Closed gangweiX closed 2 years ago

gangweiX commented 2 years ago

for cfnet.py, First error: def generate_search_range(self, sample_count, input_min_disparity, input_max_disparity): """ Description: Generates the disparity search range. Returns: :min_disparity: Lower bound of disparity search range :max_disparity: Upper bound of disaprity search range. """

    min_disparity = torch.clamp(input_min_disparity - torch.clamp((
            sample_count - input_max_disparity + input_min_disparity), min=0) / 2.0, min=0, max=self.maxdisp)
    max_disparity = torch.clamp(input_max_disparity + torch.clamp(
            sample_count - input_max_disparity + input_min_disparity, min=0) / 2.0, min=0, max=self.maxdisp)

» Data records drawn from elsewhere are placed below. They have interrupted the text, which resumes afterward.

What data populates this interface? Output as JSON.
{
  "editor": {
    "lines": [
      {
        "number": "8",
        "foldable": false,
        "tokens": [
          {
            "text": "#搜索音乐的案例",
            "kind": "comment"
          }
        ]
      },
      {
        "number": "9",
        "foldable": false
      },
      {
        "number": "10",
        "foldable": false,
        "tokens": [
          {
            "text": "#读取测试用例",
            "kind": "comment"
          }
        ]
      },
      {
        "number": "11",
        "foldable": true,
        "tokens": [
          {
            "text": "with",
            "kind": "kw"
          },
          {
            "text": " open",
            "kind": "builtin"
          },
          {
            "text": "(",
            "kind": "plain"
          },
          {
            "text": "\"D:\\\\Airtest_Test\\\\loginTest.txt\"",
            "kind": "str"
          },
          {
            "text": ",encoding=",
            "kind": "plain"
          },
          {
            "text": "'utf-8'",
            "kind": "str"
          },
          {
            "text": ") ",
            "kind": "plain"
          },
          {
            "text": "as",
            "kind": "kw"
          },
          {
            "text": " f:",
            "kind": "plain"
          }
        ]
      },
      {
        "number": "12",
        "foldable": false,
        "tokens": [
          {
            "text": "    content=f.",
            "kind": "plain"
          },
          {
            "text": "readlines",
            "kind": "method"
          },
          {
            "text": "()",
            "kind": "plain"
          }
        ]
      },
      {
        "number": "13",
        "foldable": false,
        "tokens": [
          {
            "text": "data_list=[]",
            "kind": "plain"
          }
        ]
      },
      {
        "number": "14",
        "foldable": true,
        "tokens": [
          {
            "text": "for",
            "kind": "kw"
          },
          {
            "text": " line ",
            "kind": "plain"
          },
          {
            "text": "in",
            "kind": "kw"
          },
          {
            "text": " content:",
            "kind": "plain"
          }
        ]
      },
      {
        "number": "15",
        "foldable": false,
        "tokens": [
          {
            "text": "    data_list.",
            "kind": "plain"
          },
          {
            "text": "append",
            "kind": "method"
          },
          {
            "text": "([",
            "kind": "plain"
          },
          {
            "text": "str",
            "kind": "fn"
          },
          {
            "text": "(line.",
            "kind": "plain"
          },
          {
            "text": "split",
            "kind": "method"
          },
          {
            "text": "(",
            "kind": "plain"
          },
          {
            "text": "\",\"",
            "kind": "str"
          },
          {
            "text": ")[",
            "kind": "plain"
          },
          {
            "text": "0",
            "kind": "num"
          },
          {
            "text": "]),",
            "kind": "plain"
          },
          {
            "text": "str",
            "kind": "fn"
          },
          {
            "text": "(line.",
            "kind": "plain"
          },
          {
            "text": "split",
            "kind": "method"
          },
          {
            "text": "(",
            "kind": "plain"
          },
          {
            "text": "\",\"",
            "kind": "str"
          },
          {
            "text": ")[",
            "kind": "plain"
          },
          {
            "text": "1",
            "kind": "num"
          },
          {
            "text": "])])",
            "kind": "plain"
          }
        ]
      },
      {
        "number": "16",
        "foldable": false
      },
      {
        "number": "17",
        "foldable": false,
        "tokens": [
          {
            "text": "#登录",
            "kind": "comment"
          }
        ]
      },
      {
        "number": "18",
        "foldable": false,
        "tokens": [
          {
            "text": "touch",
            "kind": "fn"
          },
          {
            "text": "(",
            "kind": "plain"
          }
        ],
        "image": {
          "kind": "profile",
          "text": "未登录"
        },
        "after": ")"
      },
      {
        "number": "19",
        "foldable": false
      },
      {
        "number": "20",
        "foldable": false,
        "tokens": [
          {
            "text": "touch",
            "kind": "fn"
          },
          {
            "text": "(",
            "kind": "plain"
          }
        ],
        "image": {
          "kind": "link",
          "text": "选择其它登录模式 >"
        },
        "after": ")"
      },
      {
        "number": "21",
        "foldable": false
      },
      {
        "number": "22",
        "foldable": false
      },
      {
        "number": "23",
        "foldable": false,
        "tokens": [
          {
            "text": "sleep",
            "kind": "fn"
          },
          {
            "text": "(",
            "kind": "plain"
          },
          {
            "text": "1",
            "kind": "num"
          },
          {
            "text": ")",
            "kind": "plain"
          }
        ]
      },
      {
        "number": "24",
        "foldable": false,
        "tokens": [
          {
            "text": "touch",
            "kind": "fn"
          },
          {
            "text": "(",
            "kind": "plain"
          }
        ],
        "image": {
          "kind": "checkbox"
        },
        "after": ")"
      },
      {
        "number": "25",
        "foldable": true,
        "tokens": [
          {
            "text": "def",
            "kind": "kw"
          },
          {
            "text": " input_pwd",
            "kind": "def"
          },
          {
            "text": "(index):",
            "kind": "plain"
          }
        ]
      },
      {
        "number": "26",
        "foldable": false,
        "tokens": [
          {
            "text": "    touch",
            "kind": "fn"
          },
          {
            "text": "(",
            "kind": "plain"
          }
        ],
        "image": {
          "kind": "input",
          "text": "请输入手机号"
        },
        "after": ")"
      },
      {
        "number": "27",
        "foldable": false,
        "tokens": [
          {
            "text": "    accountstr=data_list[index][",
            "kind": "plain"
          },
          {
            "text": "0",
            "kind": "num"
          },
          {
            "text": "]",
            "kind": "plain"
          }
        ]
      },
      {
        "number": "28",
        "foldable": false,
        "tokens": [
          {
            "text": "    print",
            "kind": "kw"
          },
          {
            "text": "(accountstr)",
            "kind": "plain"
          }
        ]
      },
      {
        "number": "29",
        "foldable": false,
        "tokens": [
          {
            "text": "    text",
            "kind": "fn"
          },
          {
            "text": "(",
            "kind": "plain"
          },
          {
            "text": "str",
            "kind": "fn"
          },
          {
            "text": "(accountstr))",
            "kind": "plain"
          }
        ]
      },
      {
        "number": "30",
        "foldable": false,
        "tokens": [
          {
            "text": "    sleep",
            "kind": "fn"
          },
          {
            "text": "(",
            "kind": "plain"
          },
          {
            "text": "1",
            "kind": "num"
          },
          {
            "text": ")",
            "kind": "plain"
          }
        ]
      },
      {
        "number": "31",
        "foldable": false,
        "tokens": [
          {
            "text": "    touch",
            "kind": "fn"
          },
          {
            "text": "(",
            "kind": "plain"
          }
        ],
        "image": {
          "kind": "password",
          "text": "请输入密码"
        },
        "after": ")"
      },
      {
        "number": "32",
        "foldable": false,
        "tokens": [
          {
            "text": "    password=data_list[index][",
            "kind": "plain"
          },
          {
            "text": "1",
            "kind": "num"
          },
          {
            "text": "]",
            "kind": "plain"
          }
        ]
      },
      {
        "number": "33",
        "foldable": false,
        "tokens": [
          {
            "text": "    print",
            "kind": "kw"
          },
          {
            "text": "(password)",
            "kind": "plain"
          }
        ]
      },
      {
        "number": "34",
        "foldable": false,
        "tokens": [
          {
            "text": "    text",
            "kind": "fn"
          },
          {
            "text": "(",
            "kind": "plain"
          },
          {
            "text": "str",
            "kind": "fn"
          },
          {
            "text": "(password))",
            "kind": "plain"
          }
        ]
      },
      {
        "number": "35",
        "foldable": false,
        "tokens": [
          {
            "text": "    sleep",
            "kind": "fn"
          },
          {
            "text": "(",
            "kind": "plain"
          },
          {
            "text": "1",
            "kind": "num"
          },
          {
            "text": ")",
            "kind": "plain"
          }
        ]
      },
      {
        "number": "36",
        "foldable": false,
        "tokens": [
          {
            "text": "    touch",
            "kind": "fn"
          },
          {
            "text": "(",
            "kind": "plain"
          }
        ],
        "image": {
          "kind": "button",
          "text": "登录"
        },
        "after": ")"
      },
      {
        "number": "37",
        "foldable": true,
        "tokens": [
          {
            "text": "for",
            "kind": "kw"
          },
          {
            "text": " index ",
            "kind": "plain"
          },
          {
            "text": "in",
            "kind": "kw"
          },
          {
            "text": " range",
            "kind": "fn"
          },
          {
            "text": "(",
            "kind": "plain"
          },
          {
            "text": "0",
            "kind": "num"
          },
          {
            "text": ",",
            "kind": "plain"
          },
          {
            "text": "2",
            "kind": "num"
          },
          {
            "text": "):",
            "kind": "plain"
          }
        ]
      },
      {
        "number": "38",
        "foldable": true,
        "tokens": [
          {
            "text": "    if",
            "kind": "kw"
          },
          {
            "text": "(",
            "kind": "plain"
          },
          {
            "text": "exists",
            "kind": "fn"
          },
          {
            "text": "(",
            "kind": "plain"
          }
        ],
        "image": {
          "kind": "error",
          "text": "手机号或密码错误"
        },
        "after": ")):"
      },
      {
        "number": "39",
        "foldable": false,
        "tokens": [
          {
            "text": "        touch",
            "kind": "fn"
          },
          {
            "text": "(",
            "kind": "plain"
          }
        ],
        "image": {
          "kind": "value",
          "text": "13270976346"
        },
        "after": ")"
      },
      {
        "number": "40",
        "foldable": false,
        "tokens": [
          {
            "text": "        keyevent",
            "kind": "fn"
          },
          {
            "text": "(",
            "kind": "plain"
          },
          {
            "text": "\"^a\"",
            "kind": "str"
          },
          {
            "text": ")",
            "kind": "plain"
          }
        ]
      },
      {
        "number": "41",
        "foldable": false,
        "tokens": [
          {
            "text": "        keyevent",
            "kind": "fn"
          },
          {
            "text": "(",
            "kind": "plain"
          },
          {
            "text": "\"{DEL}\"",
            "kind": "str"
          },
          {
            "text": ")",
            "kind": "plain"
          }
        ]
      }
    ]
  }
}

    return min_disparity, max_disparity

it should be "min_disparity = torch.clamp(input_min_disparity - torch.clamp(( sample_count - input_max_disparity + input_min_disparity), min=0) / 2.0, min=0, max=self.maxdisp//4-1) max_disparity = torch.clamp(input_max_disparity + torch.clamp( sample_count - input_max_disparity + input_min_disparity, min=0) / 2.0, min=0, max=self.maxdisp//4-1)" or "min_disparity = torch.clamp(input_min_disparity - torch.clamp(( sample_count - input_max_disparity + input_min_disparity), min=0) / 2.0, min=0, max=self.maxdisp//2-1) max_disparity = torch.clamp(input_max_disparity + torch.clamp( sample_count - input_max_disparity + input_min_disparity, min=0) / 2.0, min=0, max=self.maxdisp//2-1)"

Second error: in line 643 of cfnet.py, it should be "predmid_s2 = F.upsample(predmid_s2 2, [left.size()[2], left.size()[3]], mode='bilinear', align_corners=True)", not "predmid_s2 = F.upsample(predmid_s2 4, [left.size()[2], left.size()[3]], mode='bilinear', align_corners=True)"

gallenszl commented 2 years ago

Thank you very much! I have fixed the two bugs in the cfnet.py file.